Automated phone monitoring system provides important information about medication discontinuation
Patient Safety and Quality
Interactive voice response system (IVRS) technology has the potential to directly contact large numbers of patients to assess their adherence to their medication regimen, as well as symptoms experienced while taking the medication. A new study found that rates at which patients reported by phone their discontinuation of medication were substantially higher than those documented in the electronic medical record. This suggests that the IVRS may be an important tool for improving physician-patient communication about medication adherence, note the researchers.
Over 1,500 patients from 11 primary care clinics affiliated with the Brigham and Women’s Hospital agreed to receive an e-pharmacovigilance call that used IVRS. Overall, 3.9 percent of patients who completed the e-pharmacovigilance call and 1.0 percent of patients who did not complete the call had discontinuation of the target medication recorded in the electronic medical record within 6 months of their eligibility date.
This difference was statistically significant. Those who completed the call also had higher use of primary or specialty care (32.8 percent) than those who did not complete the call (18.7 percent). The rates of other outcomes (acute care services and death) were similar in both groups (12.2 and 9.8 percent).
Each patient had recently been started on one of 32 medications selected for the study. Four weeks after a primary care visit, patients received an e-pharmacovigilance call (i.e., a telephone call using IVRS) about whether they were still taking the medication recently prescribed and, if they had stopped, why? Following the call, the system sent a single Email to the primary care provider if the patient:
- Reported stopping a medication intended for chronic use and indicated that they had not discussed this with their provider.
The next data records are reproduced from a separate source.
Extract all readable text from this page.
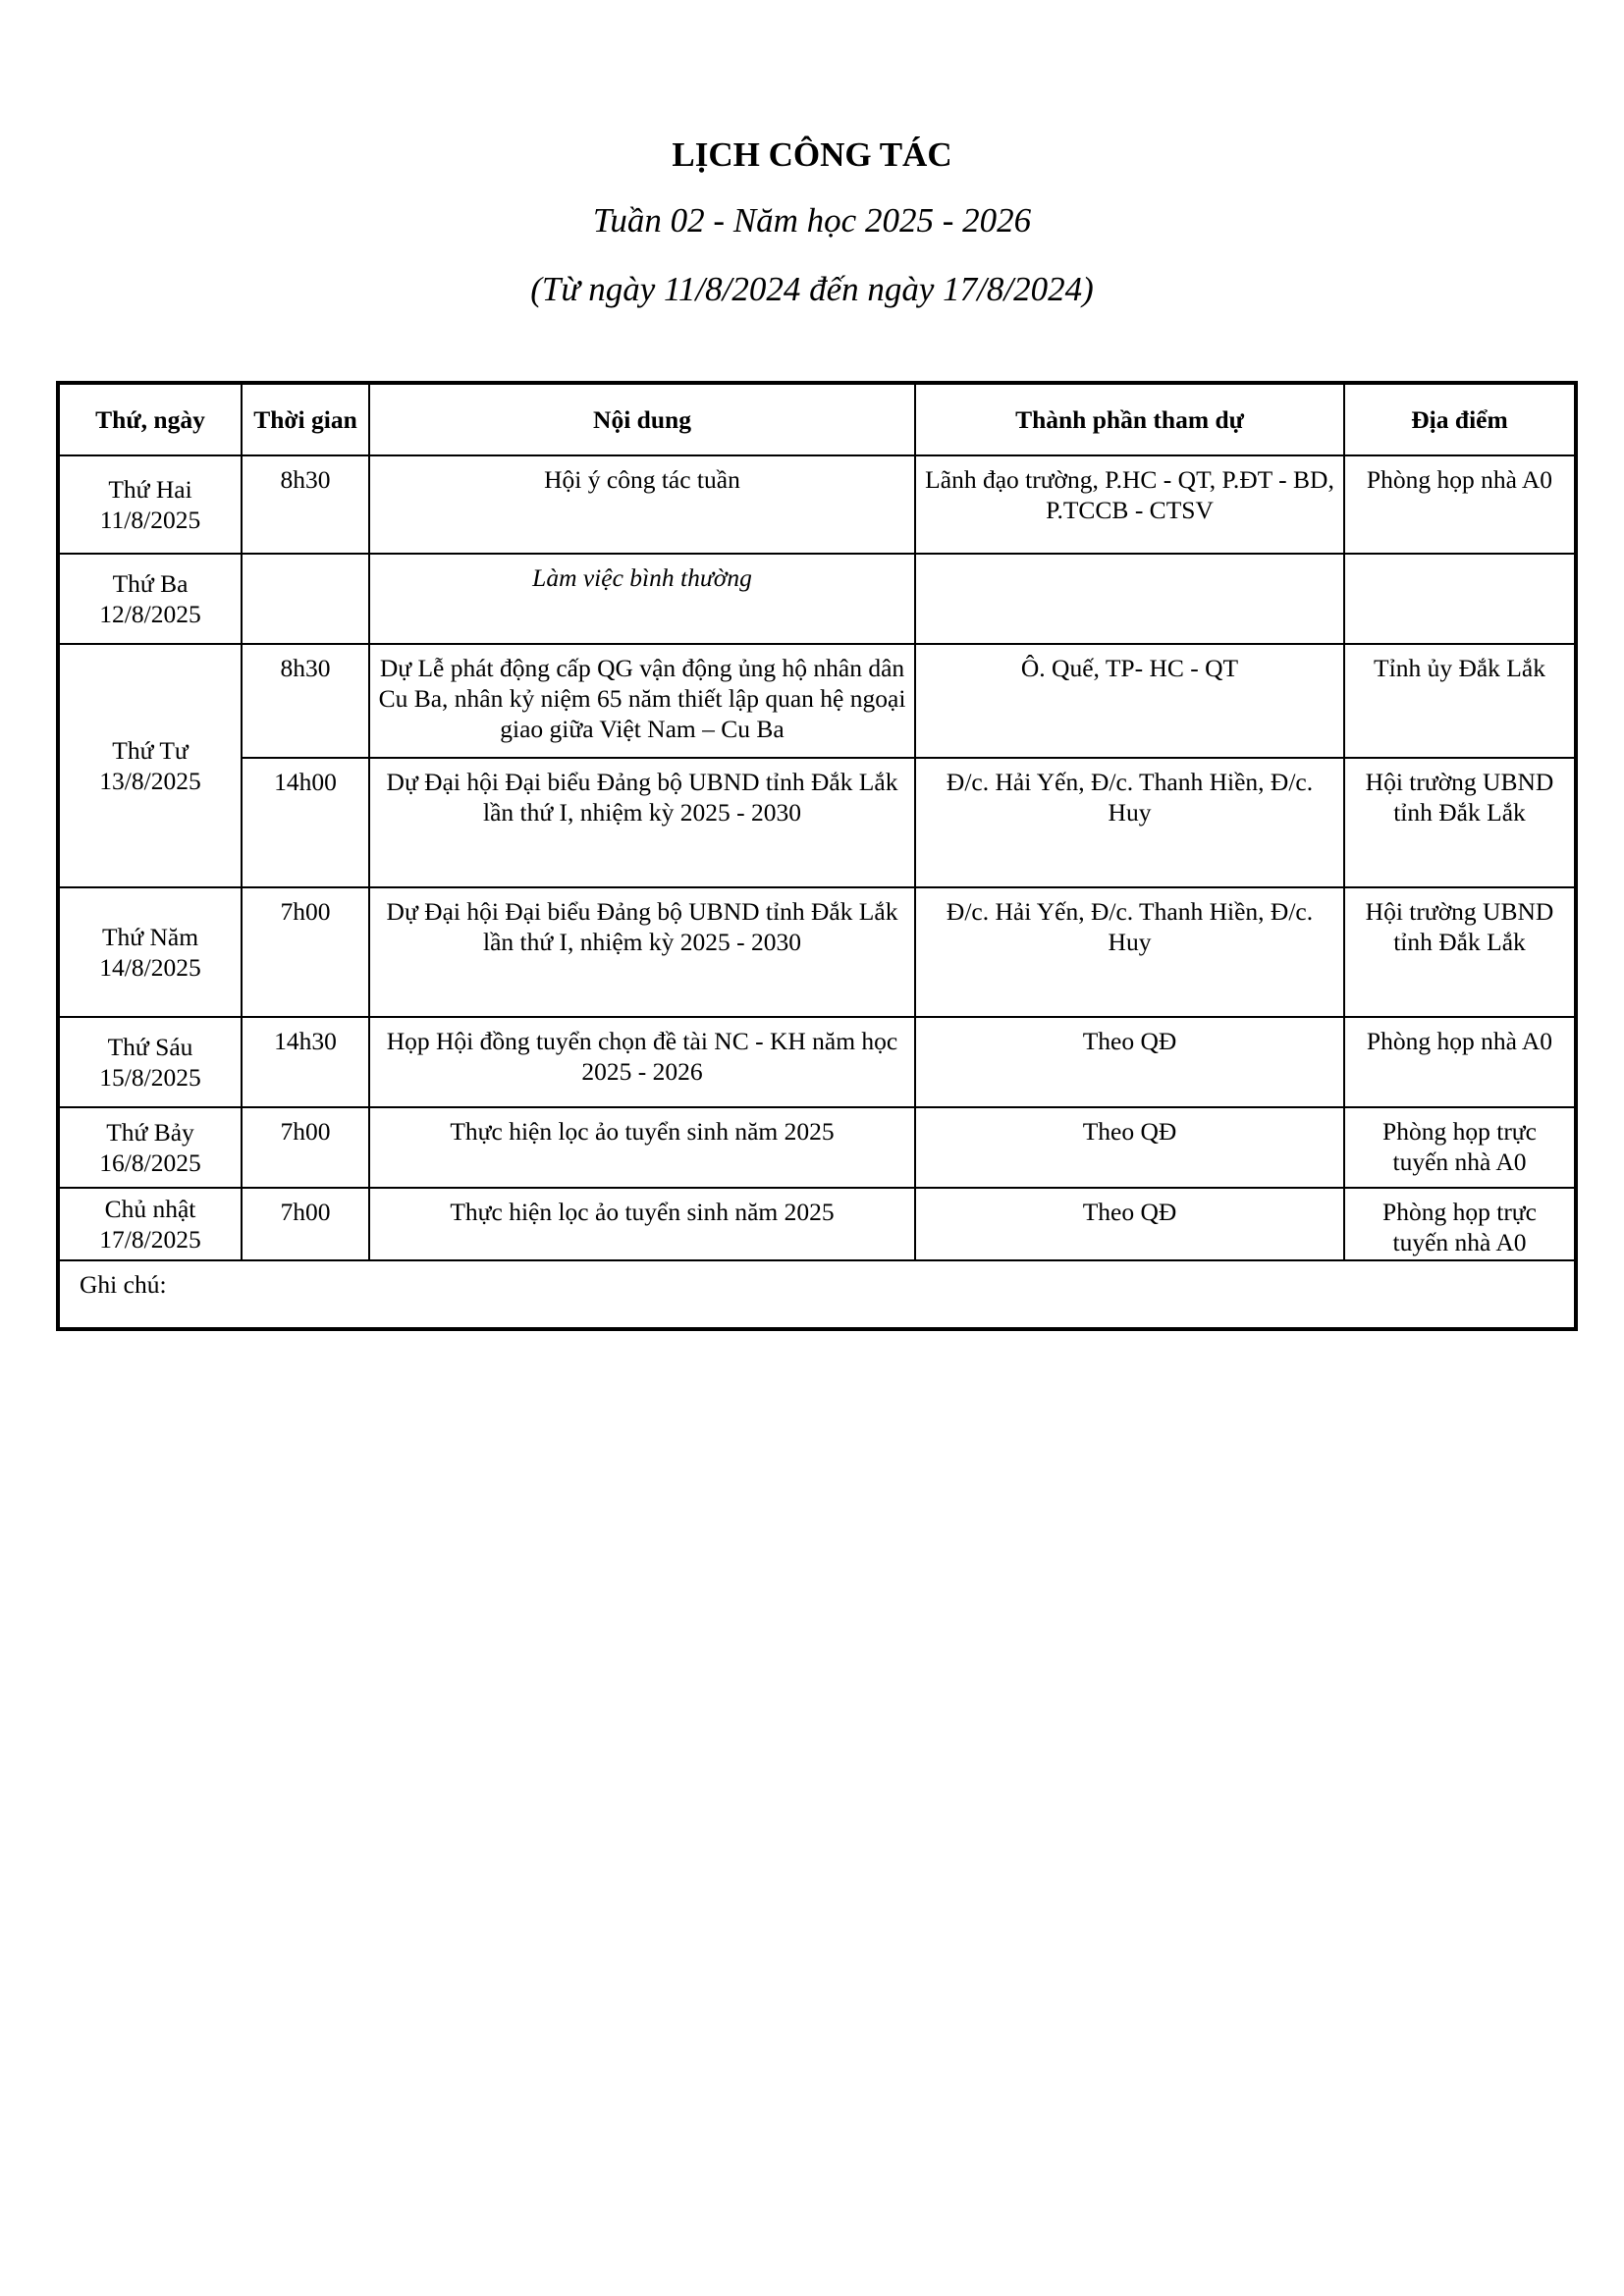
LỊCH CÔNG TÁC
Tuần 02 - Năm học 2025 - 2026
(Từ ngày 11/8/2024 đến ngày 17/8/2024)
Thứ, ngày	Thời gian	Nội dung	Thành phần tham dự	Địa điểm

Thứ Hai
11/8/2025	8h30	Hội ý công tác tuần	Lãnh đạo trường, P.HC - QT, P.ĐT - BD, P.TCCB - CTSV	Phòng họp nhà A0

Thứ Ba
12/8/2025		Làm việc bình thường		

Thứ Tư
13/8/2025	8h30	Dự Lễ phát động cấp QG vận động ủng hộ nhân dân Cu Ba, nhân kỷ niệm 65 năm thiết lập quan hệ ngoại giao giữa Việt Nam – Cu Ba	Ô. Quế, TP- HC - QT	Tỉnh ủy Đắk Lắk
	14h00	Dự Đại hội Đại biểu Đảng bộ UBND tỉnh Đắk Lắk lần thứ I, nhiệm kỳ 2025 - 2030	Đ/c. Hải Yến, Đ/c. Thanh Hiền, Đ/c. Huy	Hội trường UBND tỉnh Đắk Lắk

Thứ Năm
14/8/2025	7h00	Dự Đại hội Đại biểu Đảng bộ UBND tỉnh Đắk Lắk lần thứ I, nhiệm kỳ 2025 - 2030	Đ/c. Hải Yến, Đ/c. Thanh Hiền, Đ/c. Huy	Hội trường UBND tỉnh Đắk Lắk

Thứ Sáu
15/8/2025	14h30	Họp Hội đồng tuyển chọn đề tài NC - KH năm học 2025 - 2026	Theo QĐ	Phòng họp nhà A0

Thứ Bảy
16/8/2025	7h00	Thực hiện lọc ảo tuyển sinh năm 2025	Theo QĐ	Phòng họp trực tuyến nhà A0

Chủ nhật
17/8/2025	7h00	Thực hiện lọc ảo tuyển sinh năm 2025	Theo QĐ	Phòng họp trực tuyến nhà A0
Ghi chú:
- Reported a pre-defined list of symptoms.
- Requested that an Email be sent to the provider.
Among the subgroup of 799 participants who noted at least one symptom, 176 (22 percent) attributed their symptom to the medication. Patients who thought that their symptom was related to the medication were more likely to report that they had stopped the medication (13.1 percent) compared with those who did not think that the symptom was related to the medication (1.5 percent). This study was supported by AHRQ (HS16970).
See "Active pharmacovigilance and healthcare utilization," by Jennifer S. Haas, M.D., Elissa Klinger, S.M., Lucas Xavier Marinacci, B.A., and others in the November 2012 American Journal of Managed Care 18(11), pp. e423-e428.